Who knew that hard boiled eggs can pass the test for healthy snacking?
Chocolate is a remarkable food that tastes awesome while providing significant health benefits. They typically contain sugar, but the amounts are usually small, and the darker the chocolate, the less sugar it will contain.
Quality dark chocolate with a high cocoa content is quite nutritious as it contains a decent amount of soluble fibre and minerals. It is equally a powerful source of antioxidants. Flavonoids in chocolate help to improve blood flow and lower blood pressure. Bioactive compounds in dark chocolate can protect against sun damage, improve blood flow to the skin, and increase skin density and hydration. However, it is remarkable to note that a lot of chocolate in the market is not nutritious. So ensure you choose quality. Remember, the darker the shade, the better for your health.
Granola is a breakfast and snack food consisting of rolled oats, nuts, honey, or other sweeteners such as brown sugar. Dried fruit such as raisins and dates and confections such as chocolate, are sometimes added. It can be served with yoghurt, honey, fresh fruit, or milk.

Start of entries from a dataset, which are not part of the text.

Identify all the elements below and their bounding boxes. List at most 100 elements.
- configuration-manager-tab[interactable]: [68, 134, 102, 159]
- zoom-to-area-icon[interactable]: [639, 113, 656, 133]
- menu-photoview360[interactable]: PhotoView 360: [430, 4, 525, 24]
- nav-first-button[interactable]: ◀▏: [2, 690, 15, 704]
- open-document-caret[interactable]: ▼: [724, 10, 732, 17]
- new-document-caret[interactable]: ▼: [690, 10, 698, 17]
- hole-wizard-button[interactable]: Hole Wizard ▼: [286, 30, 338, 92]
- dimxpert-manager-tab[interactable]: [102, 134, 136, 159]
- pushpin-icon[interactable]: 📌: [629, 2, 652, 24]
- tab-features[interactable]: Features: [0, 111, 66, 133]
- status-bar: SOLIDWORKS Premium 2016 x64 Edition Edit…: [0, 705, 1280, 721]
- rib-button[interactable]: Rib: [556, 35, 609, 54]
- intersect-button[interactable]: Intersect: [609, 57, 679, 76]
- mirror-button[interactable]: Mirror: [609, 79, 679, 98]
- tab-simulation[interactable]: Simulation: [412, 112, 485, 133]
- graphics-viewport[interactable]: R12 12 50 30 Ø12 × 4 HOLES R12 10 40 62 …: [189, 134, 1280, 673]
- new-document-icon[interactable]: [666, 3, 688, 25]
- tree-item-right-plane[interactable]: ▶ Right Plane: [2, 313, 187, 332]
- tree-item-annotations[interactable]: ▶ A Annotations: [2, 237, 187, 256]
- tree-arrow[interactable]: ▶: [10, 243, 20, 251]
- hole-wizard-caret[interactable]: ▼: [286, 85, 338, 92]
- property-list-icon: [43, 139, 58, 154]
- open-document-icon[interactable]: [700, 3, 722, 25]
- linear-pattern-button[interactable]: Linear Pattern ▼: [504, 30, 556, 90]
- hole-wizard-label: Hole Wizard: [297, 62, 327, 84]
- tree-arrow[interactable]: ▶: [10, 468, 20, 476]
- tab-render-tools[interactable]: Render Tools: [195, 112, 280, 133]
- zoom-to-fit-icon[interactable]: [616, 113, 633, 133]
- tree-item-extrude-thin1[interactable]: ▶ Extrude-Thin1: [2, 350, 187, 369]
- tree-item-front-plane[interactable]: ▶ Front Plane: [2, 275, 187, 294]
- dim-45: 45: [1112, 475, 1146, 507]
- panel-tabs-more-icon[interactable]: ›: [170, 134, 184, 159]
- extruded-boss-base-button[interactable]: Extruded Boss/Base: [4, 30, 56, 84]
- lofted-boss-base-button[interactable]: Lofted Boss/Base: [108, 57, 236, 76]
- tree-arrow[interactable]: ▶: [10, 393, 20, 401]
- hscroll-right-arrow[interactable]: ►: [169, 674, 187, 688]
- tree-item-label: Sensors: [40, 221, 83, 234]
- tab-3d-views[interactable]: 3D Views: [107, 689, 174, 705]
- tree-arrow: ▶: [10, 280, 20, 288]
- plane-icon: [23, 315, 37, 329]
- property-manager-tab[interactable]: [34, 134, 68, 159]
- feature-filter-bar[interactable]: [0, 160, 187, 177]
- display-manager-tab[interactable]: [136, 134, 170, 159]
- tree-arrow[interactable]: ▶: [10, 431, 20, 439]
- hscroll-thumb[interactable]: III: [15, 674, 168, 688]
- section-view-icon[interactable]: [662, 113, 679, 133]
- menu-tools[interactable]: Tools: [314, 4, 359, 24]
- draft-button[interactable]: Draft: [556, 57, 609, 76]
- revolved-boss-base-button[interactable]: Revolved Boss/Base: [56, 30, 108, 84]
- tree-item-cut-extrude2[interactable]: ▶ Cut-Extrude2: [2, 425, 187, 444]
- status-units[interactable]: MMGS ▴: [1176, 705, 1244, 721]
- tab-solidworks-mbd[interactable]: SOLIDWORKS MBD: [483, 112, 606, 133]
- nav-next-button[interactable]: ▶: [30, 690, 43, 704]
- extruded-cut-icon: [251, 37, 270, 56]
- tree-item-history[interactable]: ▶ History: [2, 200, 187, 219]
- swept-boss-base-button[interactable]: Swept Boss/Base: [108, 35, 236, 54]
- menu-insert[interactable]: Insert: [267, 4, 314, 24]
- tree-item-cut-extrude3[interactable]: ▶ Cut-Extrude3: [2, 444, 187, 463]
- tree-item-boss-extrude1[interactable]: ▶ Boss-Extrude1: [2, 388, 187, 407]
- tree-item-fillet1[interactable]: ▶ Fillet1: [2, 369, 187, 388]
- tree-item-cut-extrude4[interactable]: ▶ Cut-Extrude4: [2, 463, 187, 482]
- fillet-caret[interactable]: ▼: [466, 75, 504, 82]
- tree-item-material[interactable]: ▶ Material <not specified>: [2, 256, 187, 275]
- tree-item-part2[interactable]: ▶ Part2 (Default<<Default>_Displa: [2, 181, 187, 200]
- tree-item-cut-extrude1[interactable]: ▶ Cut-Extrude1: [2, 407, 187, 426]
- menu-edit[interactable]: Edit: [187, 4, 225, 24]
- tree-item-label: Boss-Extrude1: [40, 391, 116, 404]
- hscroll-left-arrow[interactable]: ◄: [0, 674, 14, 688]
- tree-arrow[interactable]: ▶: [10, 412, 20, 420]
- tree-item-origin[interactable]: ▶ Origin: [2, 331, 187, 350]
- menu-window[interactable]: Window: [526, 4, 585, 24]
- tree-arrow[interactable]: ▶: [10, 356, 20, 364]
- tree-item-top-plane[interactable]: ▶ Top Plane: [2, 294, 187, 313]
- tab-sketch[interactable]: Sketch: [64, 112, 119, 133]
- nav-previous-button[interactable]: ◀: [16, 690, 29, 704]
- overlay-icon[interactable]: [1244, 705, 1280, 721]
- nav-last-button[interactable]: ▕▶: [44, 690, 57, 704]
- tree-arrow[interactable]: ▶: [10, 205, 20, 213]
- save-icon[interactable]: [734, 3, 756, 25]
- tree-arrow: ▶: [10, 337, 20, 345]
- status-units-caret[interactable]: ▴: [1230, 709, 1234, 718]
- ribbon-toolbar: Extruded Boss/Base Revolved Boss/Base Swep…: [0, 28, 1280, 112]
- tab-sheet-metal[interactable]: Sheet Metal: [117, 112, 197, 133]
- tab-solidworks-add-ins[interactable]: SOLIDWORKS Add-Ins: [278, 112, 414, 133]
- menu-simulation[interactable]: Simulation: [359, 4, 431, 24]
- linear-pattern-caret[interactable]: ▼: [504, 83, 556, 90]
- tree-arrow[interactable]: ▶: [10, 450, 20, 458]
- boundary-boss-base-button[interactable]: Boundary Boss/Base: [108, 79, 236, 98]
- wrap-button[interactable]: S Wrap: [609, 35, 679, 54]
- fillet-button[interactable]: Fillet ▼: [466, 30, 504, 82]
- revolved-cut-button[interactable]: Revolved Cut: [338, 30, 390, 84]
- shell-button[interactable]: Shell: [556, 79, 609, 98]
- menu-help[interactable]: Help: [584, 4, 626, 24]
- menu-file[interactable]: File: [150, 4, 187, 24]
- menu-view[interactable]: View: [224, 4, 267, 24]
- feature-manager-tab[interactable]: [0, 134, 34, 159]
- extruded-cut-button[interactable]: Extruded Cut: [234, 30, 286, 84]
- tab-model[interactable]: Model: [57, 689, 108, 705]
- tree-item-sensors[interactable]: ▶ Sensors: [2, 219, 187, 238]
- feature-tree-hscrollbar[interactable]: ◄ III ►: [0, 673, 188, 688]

When you think of granola, you automatically think of health as it is known to be an excellent energy booster. It is high in fibre, protein, and micronutrients such as magnesium, iron, zinc, copper, selenium, B vitamins, and vitamin E.
And what else;
● It helps prevent anemia
● Increases antioxidant levels.
● Improves digestion.
● Prevents migraine.
● Improves blood circulation
● Increases cognitive activity amongst other benefits.
It is filling, nutritious, and healthy for breakfast and snacking between meals. So why not? Go ahead and pick up granola from your nearest food mart. Be careful, however, to make a healthy choice.
Other healthy snack options to consider include:
● Greek yoghurt
● Cottage cheese
● Dried fruit
Snacks can be healthy and beneficial to health. All we need to do is get creative. Think healthy!